KDVR News reporter, Chris Halsne, reported having found the camera recently but said it disappeared shortly after he asked officials about it.
Halsne said in a recent story the camera was first reported by a customer of the post office in November and it stayed in place until mid-January. The camera was reportedly positioned so that it could record license plate numbers and facial features of customers leaving the post office. Halsne’s report indicated the camera appeared to be tripped every time a vehicle left the property.
Postal employees inside the building told KDVR that they were not aware that customers were being photographed outside, but Halsne confirmed the camera was owned and operated by U.S. Postal Service’s law enforcement arm, the United State Postal Inspection Service, or USPIS.
A USPIS representative declined to give a specific reason for the camera’s placement and only admitted that the agency had a “number of cameras at their disposal.”
U.S. Postal Inspector Pamela Durkee said in an email to KDVR that the agency does not “engage in routine or random surveillance.”
“Cameras are deployed for law enforcement or security purposes, which may include the security of our facilities, the safety of our customers and employees, or for criminal investigations,” she wrote. “Employees of the Postal Inspection Service are sworn to uphold the United States Constitution, including protecting the privacy of the American public.”
But KDVR reported it was unable to find any city, county or federal search warrants related to the post office where the camera was found. The USPIS declined to say if the camera was collecting information for a specific case.
The camera and the secrecy is all very troubling for Electronic Frontier Foundation attorney, Lee Tien, who told KDVR that an increasing number of federal agencies are collecting personal information about citizens.
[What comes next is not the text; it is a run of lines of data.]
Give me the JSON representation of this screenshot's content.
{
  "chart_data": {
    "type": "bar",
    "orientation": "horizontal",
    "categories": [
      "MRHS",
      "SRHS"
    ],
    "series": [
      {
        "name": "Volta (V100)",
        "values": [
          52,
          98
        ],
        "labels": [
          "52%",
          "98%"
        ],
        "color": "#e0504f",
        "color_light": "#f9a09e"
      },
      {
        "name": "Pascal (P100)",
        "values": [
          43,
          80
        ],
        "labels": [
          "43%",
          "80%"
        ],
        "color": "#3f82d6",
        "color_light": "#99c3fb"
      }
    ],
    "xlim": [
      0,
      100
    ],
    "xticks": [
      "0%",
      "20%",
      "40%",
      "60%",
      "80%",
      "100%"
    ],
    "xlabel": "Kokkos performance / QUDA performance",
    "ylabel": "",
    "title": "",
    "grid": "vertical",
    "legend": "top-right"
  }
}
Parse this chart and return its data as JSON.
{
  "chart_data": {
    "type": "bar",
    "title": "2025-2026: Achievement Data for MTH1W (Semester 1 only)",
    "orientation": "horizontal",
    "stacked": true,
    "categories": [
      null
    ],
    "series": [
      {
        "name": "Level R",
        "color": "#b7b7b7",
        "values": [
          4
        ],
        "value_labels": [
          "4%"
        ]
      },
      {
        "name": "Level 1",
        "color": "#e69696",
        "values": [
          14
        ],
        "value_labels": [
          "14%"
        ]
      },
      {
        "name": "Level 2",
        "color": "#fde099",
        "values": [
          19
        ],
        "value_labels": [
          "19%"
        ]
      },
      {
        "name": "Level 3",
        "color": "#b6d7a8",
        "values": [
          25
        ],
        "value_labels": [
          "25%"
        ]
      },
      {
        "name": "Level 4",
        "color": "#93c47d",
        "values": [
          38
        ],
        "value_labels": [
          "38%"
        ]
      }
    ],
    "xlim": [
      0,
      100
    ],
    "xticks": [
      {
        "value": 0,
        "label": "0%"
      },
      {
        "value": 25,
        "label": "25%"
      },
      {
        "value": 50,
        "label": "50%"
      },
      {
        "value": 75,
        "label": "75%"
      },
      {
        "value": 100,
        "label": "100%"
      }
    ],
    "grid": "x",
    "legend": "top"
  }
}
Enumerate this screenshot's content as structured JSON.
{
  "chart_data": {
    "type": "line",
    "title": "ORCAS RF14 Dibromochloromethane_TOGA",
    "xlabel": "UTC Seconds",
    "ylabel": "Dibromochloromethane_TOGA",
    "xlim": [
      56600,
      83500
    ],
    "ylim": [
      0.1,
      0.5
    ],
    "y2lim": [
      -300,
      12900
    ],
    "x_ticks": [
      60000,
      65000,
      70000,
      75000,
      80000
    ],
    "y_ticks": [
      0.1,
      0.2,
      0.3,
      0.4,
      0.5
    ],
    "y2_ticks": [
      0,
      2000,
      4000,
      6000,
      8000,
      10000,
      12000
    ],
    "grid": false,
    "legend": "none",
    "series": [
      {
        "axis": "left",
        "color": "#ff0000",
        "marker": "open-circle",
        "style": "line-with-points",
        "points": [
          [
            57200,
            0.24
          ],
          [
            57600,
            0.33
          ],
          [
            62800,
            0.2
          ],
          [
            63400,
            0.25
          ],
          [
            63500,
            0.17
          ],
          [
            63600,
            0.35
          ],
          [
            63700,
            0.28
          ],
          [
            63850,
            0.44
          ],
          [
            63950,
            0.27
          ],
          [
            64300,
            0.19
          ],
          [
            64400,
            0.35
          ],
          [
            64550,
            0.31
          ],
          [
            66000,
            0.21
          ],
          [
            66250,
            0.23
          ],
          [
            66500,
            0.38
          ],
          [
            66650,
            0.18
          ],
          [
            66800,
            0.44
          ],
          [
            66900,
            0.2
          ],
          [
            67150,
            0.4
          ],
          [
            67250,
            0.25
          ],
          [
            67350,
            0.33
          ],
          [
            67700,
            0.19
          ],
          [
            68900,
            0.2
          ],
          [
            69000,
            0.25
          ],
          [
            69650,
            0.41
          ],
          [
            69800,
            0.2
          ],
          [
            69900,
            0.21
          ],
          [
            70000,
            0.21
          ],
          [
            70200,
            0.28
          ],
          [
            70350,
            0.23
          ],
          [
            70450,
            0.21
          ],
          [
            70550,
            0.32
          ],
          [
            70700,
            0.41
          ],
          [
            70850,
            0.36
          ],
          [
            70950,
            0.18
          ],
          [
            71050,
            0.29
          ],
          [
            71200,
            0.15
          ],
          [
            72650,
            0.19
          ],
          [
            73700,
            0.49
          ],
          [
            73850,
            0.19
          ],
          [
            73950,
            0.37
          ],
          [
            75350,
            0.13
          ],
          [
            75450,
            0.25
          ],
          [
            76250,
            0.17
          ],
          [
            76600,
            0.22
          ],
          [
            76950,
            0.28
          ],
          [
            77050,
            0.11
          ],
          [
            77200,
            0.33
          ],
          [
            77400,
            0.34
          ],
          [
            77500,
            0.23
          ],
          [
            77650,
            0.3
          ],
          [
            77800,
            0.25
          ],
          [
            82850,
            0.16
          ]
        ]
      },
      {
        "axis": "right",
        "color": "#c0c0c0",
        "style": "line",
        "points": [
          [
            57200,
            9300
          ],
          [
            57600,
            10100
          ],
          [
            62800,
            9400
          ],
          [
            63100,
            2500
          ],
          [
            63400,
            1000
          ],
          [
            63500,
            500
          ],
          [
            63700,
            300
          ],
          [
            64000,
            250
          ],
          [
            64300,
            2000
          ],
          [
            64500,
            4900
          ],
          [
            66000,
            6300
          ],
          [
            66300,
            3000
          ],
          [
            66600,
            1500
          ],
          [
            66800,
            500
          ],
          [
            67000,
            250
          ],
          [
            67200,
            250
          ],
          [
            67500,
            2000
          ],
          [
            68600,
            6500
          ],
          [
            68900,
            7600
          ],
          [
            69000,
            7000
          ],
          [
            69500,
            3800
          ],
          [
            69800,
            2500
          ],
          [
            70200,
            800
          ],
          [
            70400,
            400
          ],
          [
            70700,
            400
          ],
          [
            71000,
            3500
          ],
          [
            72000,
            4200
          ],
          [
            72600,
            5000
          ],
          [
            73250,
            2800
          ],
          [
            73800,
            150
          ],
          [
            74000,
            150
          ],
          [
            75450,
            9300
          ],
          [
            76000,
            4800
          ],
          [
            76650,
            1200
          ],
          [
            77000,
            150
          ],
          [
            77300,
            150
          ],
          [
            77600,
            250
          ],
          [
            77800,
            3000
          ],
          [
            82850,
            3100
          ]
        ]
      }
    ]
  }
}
“Part of being a responsible, constitutional government is explaining why it is doing surveillance on its citizens,” Tien said.
“The government should not be collecting this kind of sensitive information,” he added. “It’s about your relationships, your associations with other people, which can be friendship or political or religious. The idea that we give up that privacy simply because we use the U.S. mail is, I think, a silly idea.”
It’s not the first time the U.S. Postal Service has drawn scrutiny from privacy advocates. In 2013, the Postal Service confirmed it was taking pictures of every letter and package mailed in the United States. The New York Times reported the practice was put in place after anthrax-laced letters killed five people in 2001.
The program, called the Mail Isolation and Tracking system, is an expanded version of an older system, often referred to as “mail covers,” according to The Times.
Under mail covers, information collected from the outside of parcels can be sent to law enforcement agencies without a warrant.